Somut olayda ise Çin tarafından bu konseptin kullanılmadığını gördüm, ancak bekliyorum. Zira bir aracın uzayda olduğunu iddia ettiğinizde 1967 tarihli Dış Uzay Anlaşması Madde I'den yararlanmış ve dokunulmazlık benzeri bir kavramı kullanmış olursunuz.  Buna göre "Ay ve Diğer Gök Cisimleri Dahil uzay hiçbir ayırt edici muameleye tabi tutulmaksızın eşitlik esasına ve devletler hukukuna uygun olarak bütün devletlerin keşif ve kullanmasına açık olup gök cisimlerinin bütün bölgelerine serbestçe girilebilir."
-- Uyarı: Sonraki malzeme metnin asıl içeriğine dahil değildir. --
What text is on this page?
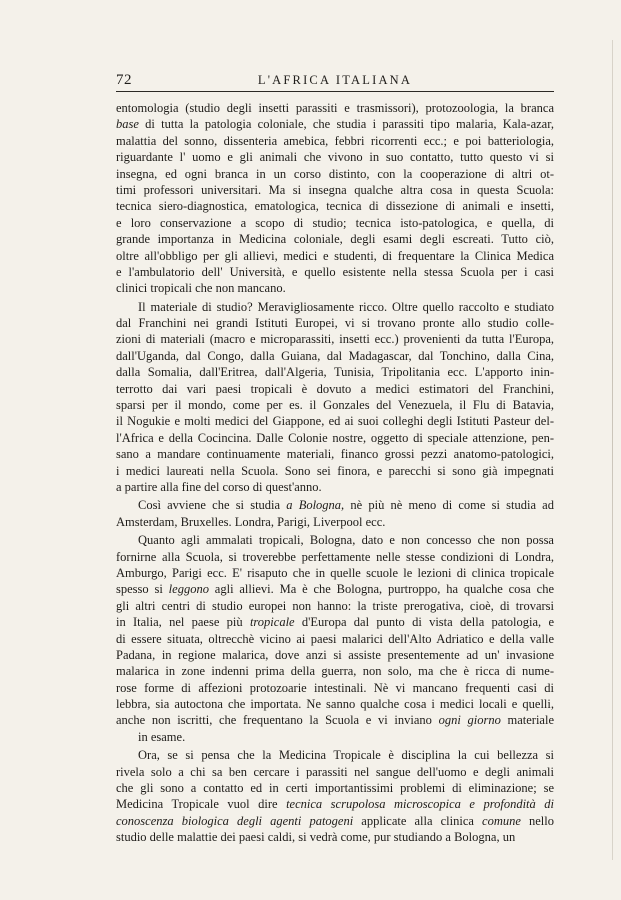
72	L'AFRICA ITALIANA
entomologia (studio degli insetti parassiti e trasmissori), protozoologia, la branca
base di tutta la patologia coloniale, che studia i parassiti tipo malaria, Kala-azar,
malattia del sonno, dissenteria amebica, febbri ricorrenti ecc.; e poi batteriologia,
riguardante l' uomo e gli animali che vivono in suo contatto, tutto questo vi si
insegna, ed ogni branca in un corso distinto, con la cooperazione di altri ot-
timi professori universitari. Ma si insegna qualche altra cosa in questa Scuola:
tecnica siero-diagnostica, ematologica, tecnica di dissezione di animali e insetti,
e loro conservazione a scopo di studio; tecnica isto-patologica, e quella, di
grande importanza in Medicina coloniale, degli esami degli escreati. Tutto ciò,
oltre all'obbligo per gli allievi, medici e studenti, di frequentare la Clinica Medica
e l'ambulatorio dell' Università, e quello esistente nella stessa Scuola per i casi
clinici tropicali che non mancano.
Il materiale di studio? Meravigliosamente ricco. Oltre quello raccolto e studiato
dal Franchini nei grandi Istituti Europei, vi si trovano pronte allo studio colle-
zioni di materiali (macro e microparassiti, insetti ecc.) provenienti da tutta l'Europa,
dall'Uganda, dal Congo, dalla Guiana, dal Madagascar, dal Tonchino, dalla Cina,
dalla Somalia, dall'Eritrea, dall'Algeria, Tunisia, Tripolitania ecc. L'apporto inin-
terrotto dai vari paesi tropicali è dovuto a medici estimatori del Franchini,
sparsi per il mondo, come per es. il Gonzales del Venezuela, il Flu di Batavia,
il Nogukie e molti medici del Giappone, ed ai suoi colleghi degli Istituti Pasteur del-
l'Africa e della Cocincina. Dalle Colonie nostre, oggetto di speciale attenzione, pen-
sano a mandare continuamente materiali, financo grossi pezzi anatomo-patologici,
i medici laureati nella Scuola. Sono sei finora, e parecchi si sono già impegnati
a partire alla fine del corso di quest'anno.
Così avviene che si studia a Bologna, nè più nè meno di come si studia ad
Amsterdam, Bruxelles. Londra, Parigi, Liverpool ecc.
Quanto agli ammalati tropicali, Bologna, dato e non concesso che non possa
fornirne alla Scuola, si troverebbe perfettamente nelle stesse condizioni di Londra,
Amburgo, Parigi ecc. E' risaputo che in quelle scuole le lezioni di clinica tropicale
spesso si leggono agli allievi. Ma è che Bologna, purtroppo, ha qualche cosa che
gli altri centri di studio europei non hanno: la triste prerogativa, cioè, di trovarsi
in Italia, nel paese più tropicale d'Europa dal punto di vista della patologia, e
di essere situata, oltrecchè vicino ai paesi malarici dell'Alto Adriatico e della valle
Padana, in regione malarica, dove anzi si assiste presentemente ad un' invasione
malarica in zone indenni prima della guerra, non solo, ma che è ricca di nume-
rose forme di affezioni protozoarie intestinali. Nè vi mancano frequenti casi di
lebbra, sia autoctona che importata. Ne sanno qualche cosa i medici locali e quelli,
anche non iscritti, che frequentano la Scuola e vi inviano ogni giorno materiale
in esame.
Ora, se si pensa che la Medicina Tropicale è disciplina la cui bellezza si
rivela solo a chi sa ben cercare i parassiti nel sangue dell'uomo e degli animali
che gli sono a contatto ed in certi importantissimi problemi di eliminazione; se
Medicina Tropicale vuol dire tecnica scrupolosa microscopica e profondità di
conoscenza biologica degli agenti patogeni applicate alla clinica comune nello
studio delle malattie dei paesi caldi, si vedrà come, pur studiando a Bologna, un
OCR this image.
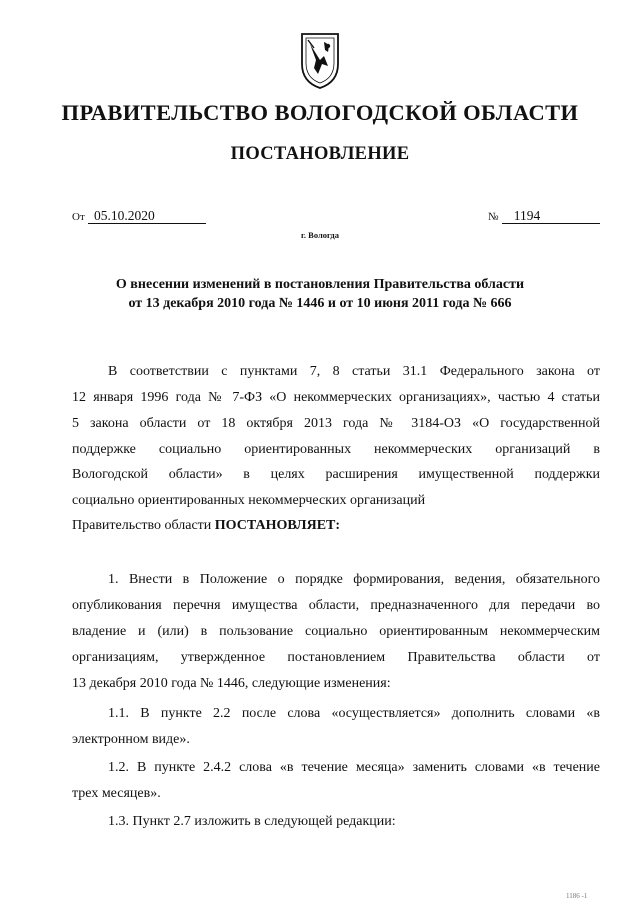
ПРАВИТЕЛЬСТВО ВОЛОГОДСКОЙ ОБЛАСТИ
ПОСТАНОВЛЕНИЕ
От 05.10.2020	№ 1194
г. Вологда
О внесении изменений в постановления Правительства области
от 13 декабря 2010 года № 1446 и от 10 июня 2011 года № 666
В соответствии с пунктами 7, 8 статьи 31.1 Федерального закона от
12 января 1996 года № 7-ФЗ «О некоммерческих организациях», частью 4 статьи
5 закона области от 18 октября 2013 года № 3184-ОЗ «О государственной
поддержке социально ориентированных некоммерческих организаций в
Вологодской области» в целях расширения имущественной поддержки
социально ориентированных некоммерческих организаций
Правительство области ПОСТАНОВЛЯЕТ:
1. Внести в Положение о порядке формирования, ведения, обязательного
опубликования перечня имущества области, предназначенного для передачи во
владение и (или) в пользование социально ориентированным некоммерческим
организациям, утвержденное постановлением Правительства области от
13 декабря 2010 года № 1446, следующие изменения:
1.1. В пункте 2.2 после слова «осуществляется» дополнить словами «в
электронном виде».
1.2. В пункте 2.4.2 слова «в течение месяца» заменить словами «в течение
трех месяцев».
1.3. Пункт 2.7 изложить в следующей редакции:
1186 -1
Dolayısıyla burada şöyle bir durum oluşuyor: Uzayın sınırının belirlenmesine karşı çıkan devletler bunu kendi casusluk faaliyetleri için kullanabilirlerken, söz konusu durumun kendi aleyhlerine kullanılmasına üstü kapalı onay vermiş olabilirler. Bu konsept iki ucu keskin bir bıçak ve tutanın elini kesinlikle keser, aynen Çin casus balonunda olduğu gibi.

Buna benzer olayları ilerleyen günlerde daha çok yaşayağımızı düşünüyorum.